Either way, tough challenges but both can mae headway if they stick to it.

gonzogonzo
gonzogonzo moderator

 @CarolLynnRivera Thanks for the feedback! I also think the mission statement is a huge takeaway: I mean, how many brands really take the time to craft a content marketing mission statement? Yet, it really helps crystallizing the approach and focus how and where content should go.

Cheers,

Frederic

gonzogonzo
gonzogonzo moderator

 @ginidietrich LOL! Well, ok, perhaps I did add a little bit of context and inserted some additional information to make this post more digestible...

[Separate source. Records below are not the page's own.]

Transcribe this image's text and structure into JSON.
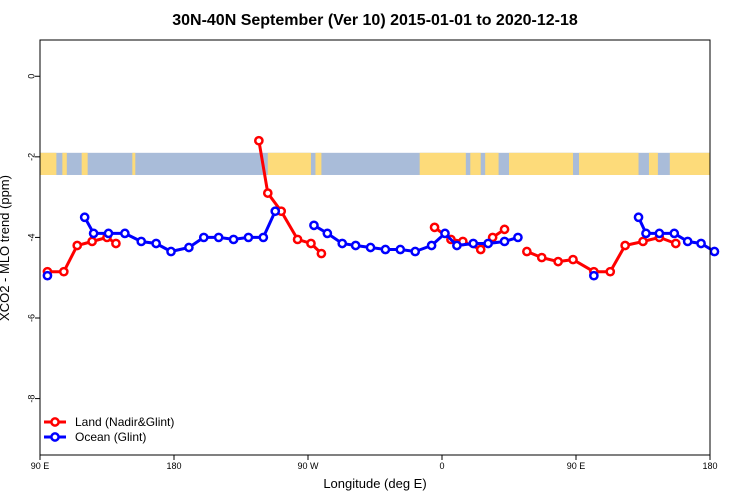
{
  "chart_data": {
    "type": "line",
    "title": "30N-40N September (Ver 10)   2015-01-01 to 2020-12-18",
    "xlabel": "Longitude (deg E)",
    "ylabel": "XCO2 - MLO trend (ppm)",
    "xlim": [
      90,
      540
    ],
    "ylim": [
      -9.4,
      0.9
    ],
    "x_ticks": [
      {
        "value": 90,
        "label": "90 E"
      },
      {
        "value": 180,
        "label": "180"
      },
      {
        "value": 270,
        "label": "90 W"
      },
      {
        "value": 360,
        "label": "0"
      },
      {
        "value": 450,
        "label": "90 E"
      },
      {
        "value": 540,
        "label": "180"
      }
    ],
    "y_ticks": [
      {
        "value": 0,
        "label": "0"
      },
      {
        "value": -2,
        "label": "-2"
      },
      {
        "value": -4,
        "label": "-4"
      },
      {
        "value": -6,
        "label": "-6"
      },
      {
        "value": -8,
        "label": "-8"
      }
    ],
    "map_strip": {
      "y_top": -1.9,
      "y_bottom": -2.45,
      "ocean_color": "#a9bcd9",
      "land_color": "#fddb7a"
    },
    "series": [
      {
        "name": "Land (Nadir&Glint)",
        "color": "#ff0000",
        "segments": [
          [
            [
              95,
              -4.85
            ],
            [
              106,
              -4.85
            ],
            [
              115,
              -4.2
            ],
            [
              125,
              -4.1
            ],
            [
              135,
              -4.0
            ],
            [
              141,
              -4.15
            ]
          ],
          [
            [
              237,
              -1.6
            ],
            [
              243,
              -2.9
            ],
            [
              252,
              -3.35
            ],
            [
              263,
              -4.05
            ],
            [
              272,
              -4.15
            ],
            [
              279,
              -4.4
            ]
          ],
          [
            [
              355,
              -3.75
            ],
            [
              366,
              -4.05
            ],
            [
              374,
              -4.1
            ],
            [
              386,
              -4.3
            ],
            [
              394,
              -4.0
            ],
            [
              402,
              -3.8
            ]
          ],
          [
            [
              417,
              -4.35
            ],
            [
              427,
              -4.5
            ],
            [
              438,
              -4.6
            ],
            [
              448,
              -4.55
            ],
            [
              462,
              -4.85
            ],
            [
              473,
              -4.85
            ],
            [
              483,
              -4.2
            ],
            [
              495,
              -4.1
            ],
            [
              506,
              -4.0
            ],
            [
              517,
              -4.15
            ]
          ]
        ]
      },
      {
        "name": "Ocean (Glint)",
        "color": "#0000ff",
        "segments": [
          [
            [
              95,
              -4.95
            ]
          ],
          [
            [
              120,
              -3.5
            ],
            [
              126,
              -3.9
            ],
            [
              136,
              -3.9
            ],
            [
              147,
              -3.9
            ],
            [
              158,
              -4.1
            ],
            [
              168,
              -4.15
            ],
            [
              178,
              -4.35
            ],
            [
              190,
              -4.25
            ],
            [
              200,
              -4.0
            ],
            [
              210,
              -4.0
            ],
            [
              220,
              -4.05
            ],
            [
              230,
              -4.0
            ],
            [
              240,
              -4.0
            ],
            [
              248,
              -3.35
            ]
          ],
          [
            [
              274,
              -3.7
            ],
            [
              283,
              -3.9
            ],
            [
              293,
              -4.15
            ],
            [
              302,
              -4.2
            ],
            [
              312,
              -4.25
            ],
            [
              322,
              -4.3
            ],
            [
              332,
              -4.3
            ],
            [
              342,
              -4.35
            ],
            [
              353,
              -4.2
            ],
            [
              362,
              -3.9
            ],
            [
              370,
              -4.2
            ],
            [
              381,
              -4.15
            ],
            [
              391,
              -4.15
            ],
            [
              402,
              -4.1
            ],
            [
              411,
              -4.0
            ]
          ],
          [
            [
              462,
              -4.95
            ]
          ],
          [
            [
              492,
              -3.5
            ],
            [
              497,
              -3.9
            ],
            [
              506,
              -3.9
            ],
            [
              516,
              -3.9
            ],
            [
              525,
              -4.1
            ],
            [
              534,
              -4.15
            ],
            [
              543,
              -4.35
            ]
          ]
        ]
      }
    ],
    "legend": {
      "position": "bottom-left"
    }
  }
}
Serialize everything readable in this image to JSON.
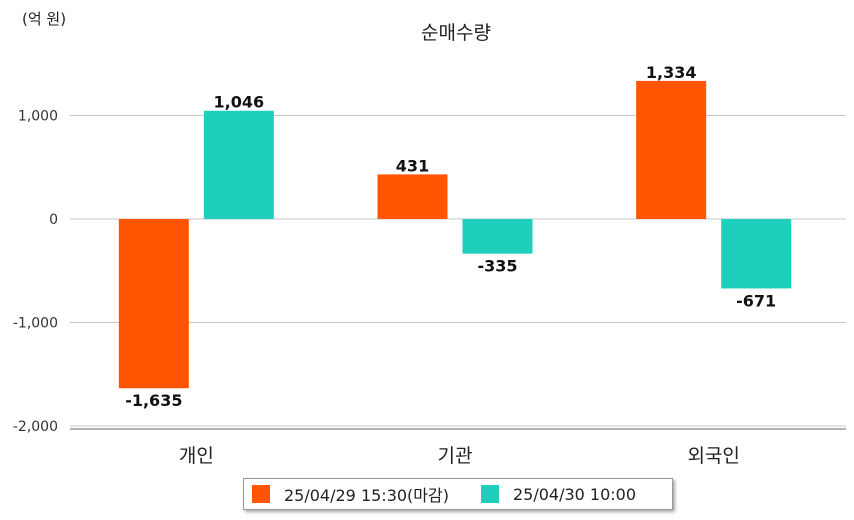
{
  "chart_data": {
    "type": "bar",
    "unit_label": "(억 원)",
    "title": "순매수량",
    "categories": [
      "개인",
      "기관",
      "외국인"
    ],
    "series": [
      {
        "name": "25/04/29 15:30(마감)",
        "values": [
          -1635,
          431,
          1334
        ],
        "labels": [
          "-1,635",
          "431",
          "1,334"
        ],
        "color": "#ff5500"
      },
      {
        "name": "25/04/30 10:00",
        "values": [
          1046,
          -335,
          -671
        ],
        "labels": [
          "1,046",
          "-335",
          "-671"
        ],
        "color": "#1fcfbe"
      }
    ],
    "yticks": [
      1000,
      0,
      -1000,
      -2000
    ],
    "ytick_labels": [
      "1,000",
      "0",
      "-1,000",
      "-2,000"
    ],
    "ylim": [
      -2000,
      1600
    ],
    "grid": true,
    "legend_position": "bottom"
  }
}
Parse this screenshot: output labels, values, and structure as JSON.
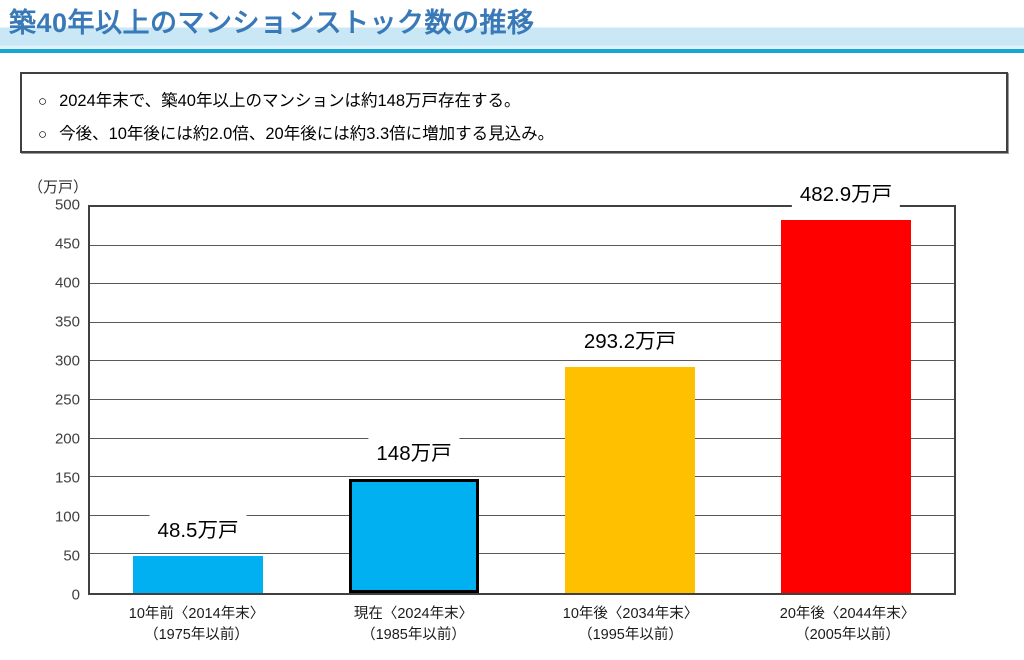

Looking forward to your presentation, Gini ;-)

Cheers,

Frederic

gonzogonzo
gonzogonzo moderator

 @Adi Gaskell Your comment is not far-fetched, Adi. In fact, I believe we are indeed seeing more and more of this "free content" being spread via blogs and social media. The hard sell, or revenue generation then comes from books for authors or conferences for thought-leaders and industry experts.

Not sure it applies to all industries, though, as retail or B2B would not necessarily rely on conferences or live performances to earn sales, content itself playing a more traditional role of bringing people online or at a point-of-sale.